Nach dem Ende des II. Weltkrieges waren die deutschen Nazi-Wissenschaftler begehrte Arbeitskräfte; die USA wie auch die Sowjetunion holten mehr als 1.000 von ihnen ins Land. Doch nicht nur bei den Siegermächten war das Interesse groß an den erfahrenen Raketenbauern und Flugzeugingenieuren – auch in Ägypten fanden sie besondere Beachtung. Ab Anfang der 60er Jahre begannen immer mehr deutsche Staatsbürger an ägyptischen Rüstungsprojekten mitzuarbeiten, was nicht nur wegen Deutschlands Vergangenheit heikel war, sondern ebenso dass ehemalige Nazigrößen mitmischten.

Hier setzt Merle Krögers Roman ein, der eher eine spannende Familiengeschichte als ein Thriller ist (was aber keine Abwertung sein soll!). Die 16jährige Rita muss mit ihrer Familie nach Ägypten, genauer nach Kairo ziehen, wo ihr Vater im Auftrag der dortigen Regierung gemeinsam mit früheren Kollegen Flugzeuge konstruieren soll. Nur der ältere Bruder bleibt zurück, der sich so gar nicht in Vaters gewünschte Richtung entwickelt. Rita beginnt als Sekretärin zu arbeiten im Bereich der Raketenbauer und stellt bald fest, dass ihr neues Leben doch nicht so übel ist. Als Expertentochter genießt sie jede Menge Privilegien und die Familie ist finanziell gut aufgestellt; Kairo und überhaupt Ägypten sind aufregend schön. Aber plötzlich geschehen Dinge, die sie das Tun der Deutschen in Frage stellen lässt. An ihrem Arbeitsplatz detonieren Briefbomben, die Tote und Verletzte zur Folge haben; ein Kollege verschwindet und es machen die verschiedensten Gerüchte die Runde.

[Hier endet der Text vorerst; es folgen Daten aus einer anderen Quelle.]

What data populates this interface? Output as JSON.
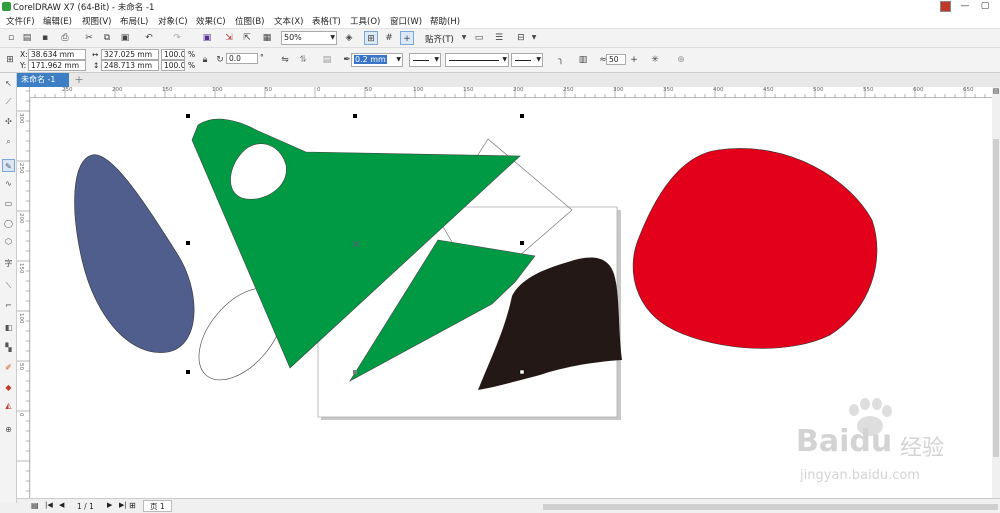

Die Geschichte Ritas basiert auf der Familiengeschichte einer Freundin Merle Krögers, die geschickt mit den wahren historischen Geschehnissen im Zusammenhang mit den Experten in Ägypten verflochten wird. Alle realen Figuren werden in dokumentarischer Form (knapp und sachlich) dargestellt, sowohl für vergangene wie auch künftige Zeiträume, was des öfteren zu ungläubigem Staunen bei mir führte (Wie, so ein Nazi an so einer Stelle?). Auszüge aus BND-Akten sowie Artikel aus diversen Zeitschriften und Zeitungen ergänzen das Ganze und vermitteln auf diese Weise einen Überblick über die damalige gesellschaftliche Situation im Nahen Osten wie auch in Deutschland.

Merle Krögers Schreibstil mag nicht Allen gefallen. Sie schreibt meist kurz und knapp im Präsens, detailliert und meist sehr sachlich. Dennoch ist das Buch trotz seiner fast schon dokumentarischen Form spannend, unterhaltsam und nicht zuletzt informativ. Ein historischer (Thriller)Roman und Geschichtsschreibung in seiner besten Form!!!